インド遊学から帰ってきた

 去年の6月、2年半のインド遊学から帰ってきた。ガンジス河の沐浴で有名なヒンドゥー教の聖地バナーラスの大学で、インド音楽鑑賞科に在籍していた。学生は、われわれ日本人の他にイタリア人、アメリカ人、タイ人などで、もともとこの科は外国人にインド音楽を理解してもらおうと開設されたものだ。大学とは別に、バーンスリーという竹の横笛を習った。
 インド音楽の非常に不思議な響きは、せわしなく生活しているわれわれにストイックな気分を与えてくれる。それは、日々いだく人間的感情を超えた、何か泰然としたものだ。インドは、自然や社会環境の厳しいところだ。あまりに過酷な苦しさ、それが一時的なものでなく永遠に続いていくように感じられるとき、人々はそのいちいちの苦しさの解消をあきらめ、逃避し、人間を超えたものの存在として神を考え出す。神の存在を考えたとき、こんどはあらゆる事物は神に結びつけられる。インドは神々の氾濫する国だ。
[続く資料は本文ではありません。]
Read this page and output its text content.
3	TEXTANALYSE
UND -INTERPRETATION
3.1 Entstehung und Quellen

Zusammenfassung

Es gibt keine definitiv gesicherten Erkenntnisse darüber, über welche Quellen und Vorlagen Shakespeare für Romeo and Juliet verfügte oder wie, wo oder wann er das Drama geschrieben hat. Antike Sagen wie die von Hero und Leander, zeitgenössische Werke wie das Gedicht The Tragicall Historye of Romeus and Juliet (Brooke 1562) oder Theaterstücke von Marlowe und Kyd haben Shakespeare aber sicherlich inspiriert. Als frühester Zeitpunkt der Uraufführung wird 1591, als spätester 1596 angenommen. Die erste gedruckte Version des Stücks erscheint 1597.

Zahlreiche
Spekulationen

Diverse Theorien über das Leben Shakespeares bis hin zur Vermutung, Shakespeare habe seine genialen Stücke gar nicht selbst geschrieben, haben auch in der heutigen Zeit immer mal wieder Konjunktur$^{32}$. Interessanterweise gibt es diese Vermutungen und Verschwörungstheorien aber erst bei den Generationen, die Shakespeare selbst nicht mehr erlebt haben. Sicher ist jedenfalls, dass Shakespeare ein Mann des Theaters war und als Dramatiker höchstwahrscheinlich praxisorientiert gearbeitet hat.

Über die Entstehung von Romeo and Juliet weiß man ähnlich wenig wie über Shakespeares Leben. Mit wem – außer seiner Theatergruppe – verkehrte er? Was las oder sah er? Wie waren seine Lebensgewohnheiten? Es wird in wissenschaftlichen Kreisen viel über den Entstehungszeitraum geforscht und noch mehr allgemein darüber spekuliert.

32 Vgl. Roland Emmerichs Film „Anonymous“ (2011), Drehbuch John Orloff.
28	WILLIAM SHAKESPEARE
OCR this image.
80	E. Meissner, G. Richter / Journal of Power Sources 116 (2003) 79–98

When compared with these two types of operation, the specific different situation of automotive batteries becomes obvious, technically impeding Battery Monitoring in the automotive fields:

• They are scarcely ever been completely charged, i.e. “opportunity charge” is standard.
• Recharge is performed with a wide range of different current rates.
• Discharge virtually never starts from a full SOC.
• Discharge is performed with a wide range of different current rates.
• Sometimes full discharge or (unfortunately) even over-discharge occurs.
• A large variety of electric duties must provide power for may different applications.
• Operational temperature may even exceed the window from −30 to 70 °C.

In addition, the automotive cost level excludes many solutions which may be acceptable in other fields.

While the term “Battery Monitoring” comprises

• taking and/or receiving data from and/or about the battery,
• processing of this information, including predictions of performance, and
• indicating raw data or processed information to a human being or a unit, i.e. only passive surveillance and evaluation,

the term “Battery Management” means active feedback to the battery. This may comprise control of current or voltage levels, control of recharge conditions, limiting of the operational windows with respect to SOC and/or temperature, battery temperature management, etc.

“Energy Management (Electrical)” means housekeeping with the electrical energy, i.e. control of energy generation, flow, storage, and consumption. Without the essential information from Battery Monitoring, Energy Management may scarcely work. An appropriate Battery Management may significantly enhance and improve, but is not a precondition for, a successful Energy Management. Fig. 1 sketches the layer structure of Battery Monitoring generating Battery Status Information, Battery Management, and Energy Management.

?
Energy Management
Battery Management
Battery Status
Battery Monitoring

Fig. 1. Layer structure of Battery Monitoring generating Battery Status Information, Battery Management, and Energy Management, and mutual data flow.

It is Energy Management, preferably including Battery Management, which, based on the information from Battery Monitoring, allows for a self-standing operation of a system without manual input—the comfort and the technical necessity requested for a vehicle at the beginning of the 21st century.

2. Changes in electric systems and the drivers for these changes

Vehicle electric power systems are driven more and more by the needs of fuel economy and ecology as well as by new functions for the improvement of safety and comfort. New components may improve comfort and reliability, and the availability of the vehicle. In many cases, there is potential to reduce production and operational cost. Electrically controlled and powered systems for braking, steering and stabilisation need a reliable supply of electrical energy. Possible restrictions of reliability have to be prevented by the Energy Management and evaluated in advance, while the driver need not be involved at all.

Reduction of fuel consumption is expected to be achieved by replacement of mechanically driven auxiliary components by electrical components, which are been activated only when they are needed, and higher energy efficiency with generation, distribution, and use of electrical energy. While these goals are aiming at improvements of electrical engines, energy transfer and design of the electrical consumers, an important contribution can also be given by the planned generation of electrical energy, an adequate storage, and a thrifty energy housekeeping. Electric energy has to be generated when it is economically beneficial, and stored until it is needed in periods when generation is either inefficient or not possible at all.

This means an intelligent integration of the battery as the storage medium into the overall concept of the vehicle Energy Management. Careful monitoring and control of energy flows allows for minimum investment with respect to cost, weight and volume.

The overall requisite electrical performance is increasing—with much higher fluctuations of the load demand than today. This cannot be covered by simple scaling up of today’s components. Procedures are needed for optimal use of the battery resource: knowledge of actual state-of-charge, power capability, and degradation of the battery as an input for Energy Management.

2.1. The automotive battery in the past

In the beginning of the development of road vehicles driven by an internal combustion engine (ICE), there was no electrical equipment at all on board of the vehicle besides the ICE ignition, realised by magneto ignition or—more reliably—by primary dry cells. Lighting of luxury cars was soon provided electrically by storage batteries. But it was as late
 インド音楽が、人間の喜怒哀楽を直接に表現しないのは、それが神と分かちがたく結びついているからなのだろう。音楽の響きだけに限らず、演奏にとりかかる前や終わった後の動作も、何か宗教的な行事を思わせる。気楽に音楽を習おうと思っていたわたしは、先生(グル)が次のようにいったとき、こりゃ大変なことだなと思ったと同時に、音楽とはこういうことなのかと、認識を新たにした。
「音は見えるべきだ。ただ、見えるようになるには、バクティ(神への無私のの愛)がなくてはならない。演奏者は無我になることによって、自分の出す音で「絵」を描くことができる。聴衆はその「絵」がどんなものか時間を追って見るように努める。そこに音楽的な共感が生じる。音楽は、『正しい認識』を通して宇宙原理を把握する方法だともいえる」
 また、あるときはこうもいっていた。
「最初のゆっくりしたパートは、神々を導き出す過程だ。一つの音から次の音へと上昇させ最高点に達すれば、あとは神に任せればよい」
 わたしの先生(グル)は、大学の中で電気技術者として働いている40代の普通の勤め人だ。プロの音楽家でもなく、哲学者でもない。彼にとっては、収入が生活が苦しいことや、職業や、他もろもろのことは、取るに足らないことなのかも知れない。他人との比較と物質欲に忙しいわれわれの社会を考えたとき、先生(グル)の質素な生活と、一見それにそぐわないような「哲学」が実は大事なんだ。と思うことがある。